A federal public defender, a retired judge who is the chair of the state’s Sentencing Commission, a veterans’ legal rights attorney and a former state prosecutor who is now a criminal and civil defense attorney are the finalists vying to become Connecticut’s first Inspector General investigating fatal police use of force incidents and in-custody deaths.
Austin Ryan McGuigan, a former state prosecutor in New Britain and Stamford who now represents criminal and civil clients, Trial Referee Judge Robert Devlin, who is the chair of the Sentencing Commission, federal public defense attorney Moira Buckley and Connecticut Veterans Legal Center Executive Director Liam Brennan will be publically interviewed by the state’s Criminal Justice Commission on Sept. 27.
The four were chosen by the Criminal Justice Commission Sept. 9 after an extensive application period.
“We were pleased with the depth and breadth of the applications we received,” said Criminal Justice Commission Chair Associate state Supreme Court Justice Andrew McDonald. “We were happy that it was sufficiently robust that it yielded four incredibly well qualified candidates.”
The Division of Criminal Justice declined to provide the number of people who applied for the job.
McGuigan now runs his own firm, Rome McGuigan, P.C. He has extensive criminal and civil trial experience, according to the firm’s website.
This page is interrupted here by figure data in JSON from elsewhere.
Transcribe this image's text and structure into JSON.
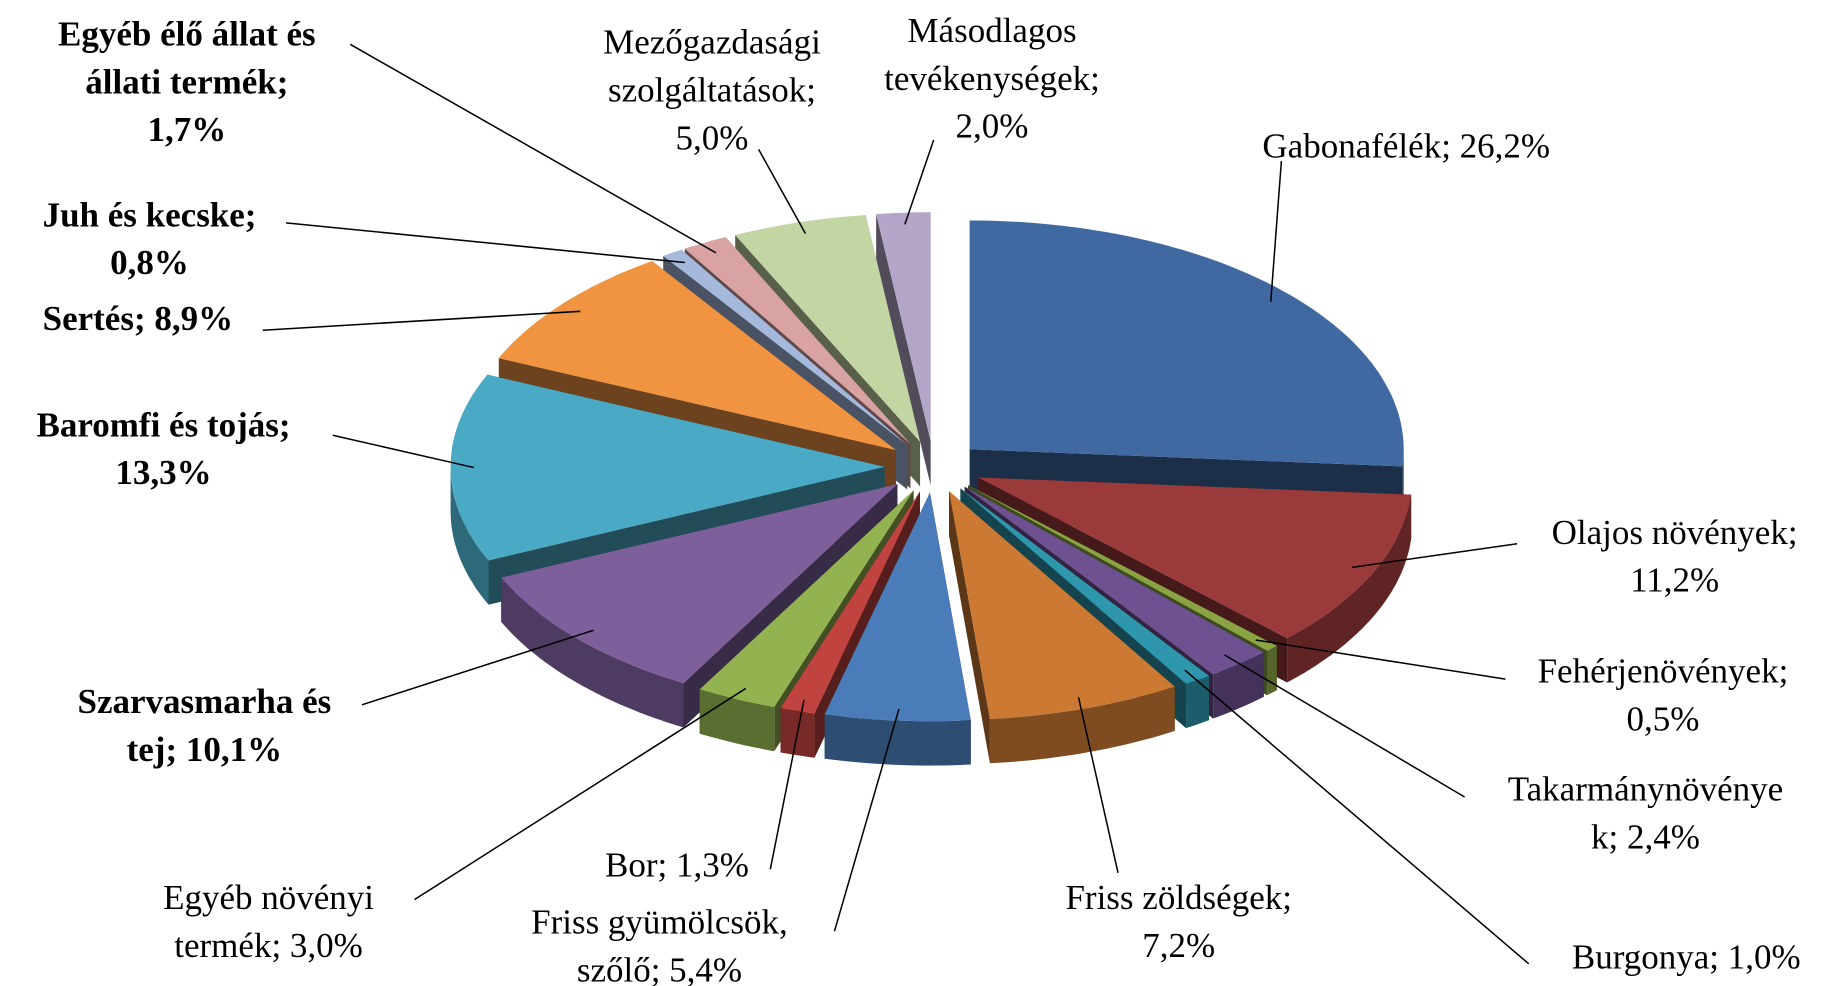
{
  "chart_data": {
    "type": "pie3d",
    "values": [
      26.2,
      11.2,
      0.5,
      2.4,
      1.0,
      7.2,
      5.4,
      1.3,
      3.0,
      10.1,
      13.3,
      8.9,
      0.8,
      1.7,
      5.0,
      2.0
    ],
    "value_labels": [
      [
        "Gabonafélék; 26,2%"
      ],
      [
        "Olajos növények;",
        "11,2%"
      ],
      [
        "Fehérjenövények;",
        "0,5%"
      ],
      [
        "Takarmánynövénye",
        "k; 2,4%"
      ],
      [
        "Burgonya; 1,0%"
      ],
      [
        "Friss zöldségek;",
        "7,2%"
      ],
      [
        "Friss gyümölcsök,",
        "szőlő; 5,4%"
      ],
      [
        "Bor; 1,3%"
      ],
      [
        "Egyéb növényi",
        "termék; 3,0%"
      ],
      [
        "Szarvasmarha és",
        "tej; 10,1%"
      ],
      [
        "Baromfi és tojás;",
        "13,3%"
      ],
      [
        "Sertés; 8,9%"
      ],
      [
        "Juh és kecske;",
        "0,8%"
      ],
      [
        "Egyéb élő állat és",
        "állati termék;",
        "1,7%"
      ],
      [
        "Mezőgazdasági",
        "szolgáltatások;",
        "5,0%"
      ],
      [
        "Másodlagos",
        "tevékenységek;",
        "2,0%"
      ]
    ],
    "bold": [
      false,
      false,
      false,
      false,
      false,
      false,
      false,
      false,
      false,
      true,
      true,
      true,
      true,
      true,
      false,
      false
    ],
    "colors": [
      "#3f69a0",
      "#9b3a3a",
      "#8aa444",
      "#6e5191",
      "#2e96ad",
      "#cc7a33",
      "#4a7cba",
      "#c0433f",
      "#93b250",
      "#7d5f9c",
      "#4aa9c4",
      "#f09442",
      "#a5b9dd",
      "#d9a3a3",
      "#c4d5a4",
      "#b3a6c8"
    ]
  }
}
Devlin, a former federal prosecutor, served as the judicial branch’s Chief Administrative Judge for Criminal Matters during his tenure as a Superior Court Judge and also served on the state’s Appellate Court until he retired in 2020 and became a judge trial referee.
Buckley was in private practice as a partner at Shipman & Goodwin, LLP, prior to becoming an assistant federal defender. Brennan worked for the U.S. Department of Justice as an assistant U.S. Attorney investigating fraud, including helping send former Gov. John G. Rowland to jail a second time. He is a visiting lecturer at Yale University, according to the Connecticut Veterans Legal Rights Center.
The public will be allowed to provide input after the candidates have been interviewed during a special meeting of the Criminal Justice Commission on Sept.27. The commission will then go into executive session to make the choice, McDonald said.
It’s been a year-long process to fill a position that advocates say is critical to providing independent investigations into police use of force deaths.
“For more than a year we’ve been asking that the pool of candidates be expanded to include more than those currently employed at the state’s Division of Criminal Justice, and it’s encourage that it seems to be the case,” said Claudine Fox, public policy and advocate director for the American Civil Liberties Union Connecticut Chapter. “However it remains to be seen if the person picked for this role will be committed to valuing Black lives by holding police accountable for violence.”
Members of the CT ACLU have called for several years for independent investigations of deadly use of police force. The investigations are currently done by a state’s attorney from a different district than where the deadly event occurred, and the results have overwhelmingly exonerated police. In some cases, the investigations have taken years and the family of the person who died has gone without any formally released information.
The inspector general job was created by the 2020 Police Accountability law but has been in limbo since September of 2020, when the Criminal Justice Commission deadlocked on the two prosecutors from the Division of Criminal Justice vying for the position.
Under the original legislation, only prosecutors from the division were allowed to apply. Advocates called for a broader range of candidates since state prosecutors often work side-by-side with the police they now would have to investigate.
Gov. Ned Lamont signed a separate law in May that opened up the qualifications to include attorneys with investigatory experience who work outside of the division. The person who is hired will be considered the third deputy chief state’s attorney, so they will have prosecutorial powers. However, the position is considered independent from the division. The law that passed in May also requires the chair of the commission to select a candidate if another deadlock occurs.
Qualified civil rights attorneys, federal prosecutors and even judges were able to apply when the process reopened in June. The commission is required under the law to make the appointment for a four-year term by Oct. 1. The salary is $167,183 a year.
The person who is hired will then have to choose a team of investigators and set up office space to begin work.
The inspector general is expected to conduct extensive investigations into deadly use of force incidents and then determine if police were justified in applying deadly force under state statutes. If it is determined that an officer was not justified, the inspector general can bring criminal charges and would prosecute the case.
The Office of the Inspector General is expected to conduct about 25 investigations a year including examinations of in-custody deaths that occur at municipal police departments and within the state Department of Correction.